We have ~20 of this workflow, each one runs every 5 min and just trigger the postgres node that queries DB. There is no file access.

Jon · April 24, 2023, 10:07am

@Leandro_Hoffmann I wouldn’t expect that workflow to cause that error, During your investigation what led to you finding that line and linking it to that workflow? I can’t see anything in the flow that would cause that.

When the workflow fails what does the workflow execution log say? If it is failing there should be something for that in the UI.

Leandro_Hoffmann · April 24, 2023, 10:17am

When we manually run, it works, when we leave for the cron to run, sometimes it works, some times we got the error I sent earlier.

We saw this morning that if we try to click retry one execution that failed. we got this error on logs:

The first is the cron error when worflow fails, the other 2 are us trying to reprocess the failed execution. If then we go to the workflow and manually trigger, it works.

Jon · April 24, 2023, 10:23am

So when it fails to run from the cron what does the execution log say in the n8n ui? It sounds like there is possibly 2 different issues here. Once we know what the first issue is we can then look into the second one so that things don’t get mixed up.

For part of the file error though is n8n configured to run in queue mode?

Leandro_Hoffmann · April 24, 2023, 10:51am

Its not on queue mode. We have only one instance of n8n doing all. It never reaches cpu or memory limits. We cannot see any error log from the executiion failed.
Here is a print screen of the execution for one that failed

Jon · April 24, 2023, 11:51am

Hey @Leandro_Hoffmann,

That is the retry can you try one of the others to see if that shows a different message?

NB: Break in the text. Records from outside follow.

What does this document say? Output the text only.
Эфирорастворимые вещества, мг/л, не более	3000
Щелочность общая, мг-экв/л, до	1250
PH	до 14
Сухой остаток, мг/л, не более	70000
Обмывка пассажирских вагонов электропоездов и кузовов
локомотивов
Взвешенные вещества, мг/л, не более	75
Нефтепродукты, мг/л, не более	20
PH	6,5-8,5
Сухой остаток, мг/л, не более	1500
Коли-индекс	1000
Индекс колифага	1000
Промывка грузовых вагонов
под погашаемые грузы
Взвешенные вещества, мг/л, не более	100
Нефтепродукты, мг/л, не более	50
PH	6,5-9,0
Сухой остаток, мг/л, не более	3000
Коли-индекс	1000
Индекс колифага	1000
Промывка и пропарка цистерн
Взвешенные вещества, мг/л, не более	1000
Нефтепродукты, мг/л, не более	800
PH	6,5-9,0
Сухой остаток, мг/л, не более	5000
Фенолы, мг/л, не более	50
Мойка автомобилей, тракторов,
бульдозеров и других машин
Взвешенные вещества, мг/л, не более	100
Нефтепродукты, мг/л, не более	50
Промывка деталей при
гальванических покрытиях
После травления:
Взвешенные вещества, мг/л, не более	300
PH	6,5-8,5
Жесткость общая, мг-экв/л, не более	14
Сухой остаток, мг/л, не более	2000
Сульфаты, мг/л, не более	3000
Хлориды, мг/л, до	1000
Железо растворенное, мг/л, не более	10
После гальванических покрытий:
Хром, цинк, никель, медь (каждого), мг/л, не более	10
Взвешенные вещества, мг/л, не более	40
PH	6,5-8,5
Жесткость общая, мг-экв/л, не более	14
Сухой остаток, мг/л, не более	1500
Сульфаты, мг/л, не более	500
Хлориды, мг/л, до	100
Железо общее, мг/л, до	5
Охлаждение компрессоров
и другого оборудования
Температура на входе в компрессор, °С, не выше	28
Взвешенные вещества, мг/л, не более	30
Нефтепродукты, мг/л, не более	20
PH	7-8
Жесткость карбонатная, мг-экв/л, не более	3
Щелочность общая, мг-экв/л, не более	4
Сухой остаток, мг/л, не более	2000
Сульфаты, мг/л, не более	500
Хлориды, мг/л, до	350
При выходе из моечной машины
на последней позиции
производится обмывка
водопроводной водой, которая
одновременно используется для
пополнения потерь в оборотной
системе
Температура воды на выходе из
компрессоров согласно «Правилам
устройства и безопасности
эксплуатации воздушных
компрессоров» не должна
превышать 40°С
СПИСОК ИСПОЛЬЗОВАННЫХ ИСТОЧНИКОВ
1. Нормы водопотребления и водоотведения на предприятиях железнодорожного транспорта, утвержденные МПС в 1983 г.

Leandro_Hoffmann · April 24, 2023, 2:27pm

All of them shows no error message or logs. They are all the cron trigger that failed, if you check times, it runs every 5 min, but some worked

Jon · April 24, 2023, 3:16pm

That is most unusual, I would have expected anything to be running for more than a second to have more output.

Can you share the environment options that are currently set?

Leandro_Hoffmann · April 25, 2023, 9:32am

Here are the options we currently use:

N8N Version: 0.222.3

GENERIC_TIMEZONE : *******
N8N_BASIC_AUTH_ACTIVE : true
N8N_BASIC_AUTH_PASSWORD : ********
N8N_BASIC_AUTH_USER : ******
N8N_DEFAULT_BINARY_DATA_MODE : filesystem
N8N_PAYLOAD_SIZE_MAX : 32
WEBHOOK_URL : *********

Jon · April 25, 2023, 10:04am

If you change the default binary data mode to default does that change anything?

Leandro_Hoffmann · April 25, 2023, 12:34pm

Changed now, will let you know if it happens again, also updated n8n to latest

Leandro_Hoffmann · April 26, 2023, 8:16am

Issue still happening unfortunately.
Now on the latest version we are seeing some extra logs:

Jobs are failing with no logs, but now, if I retry a failed job, it works. It does not show the error:
Cannot read properties of undefined (reading 'nodeExecutionStack')

Jon · April 26, 2023, 9:31am

Hey @Leandro_Hoffmann,

This is good progress, Can you enable debug logging: Logging - n8n Documentation that should show a bit more information.

I wouldn’t expect to see slow queries on a postgres database so I guess just to confirm… in the issue template the database field was left with just Postgres in it. Are you using Postgres for n8n as well or just the default sqlite database? If it is sqlite that could explain the issue as it gets slower as it gets bigger and I noticed there were no data pruning options in the env vars you sent over.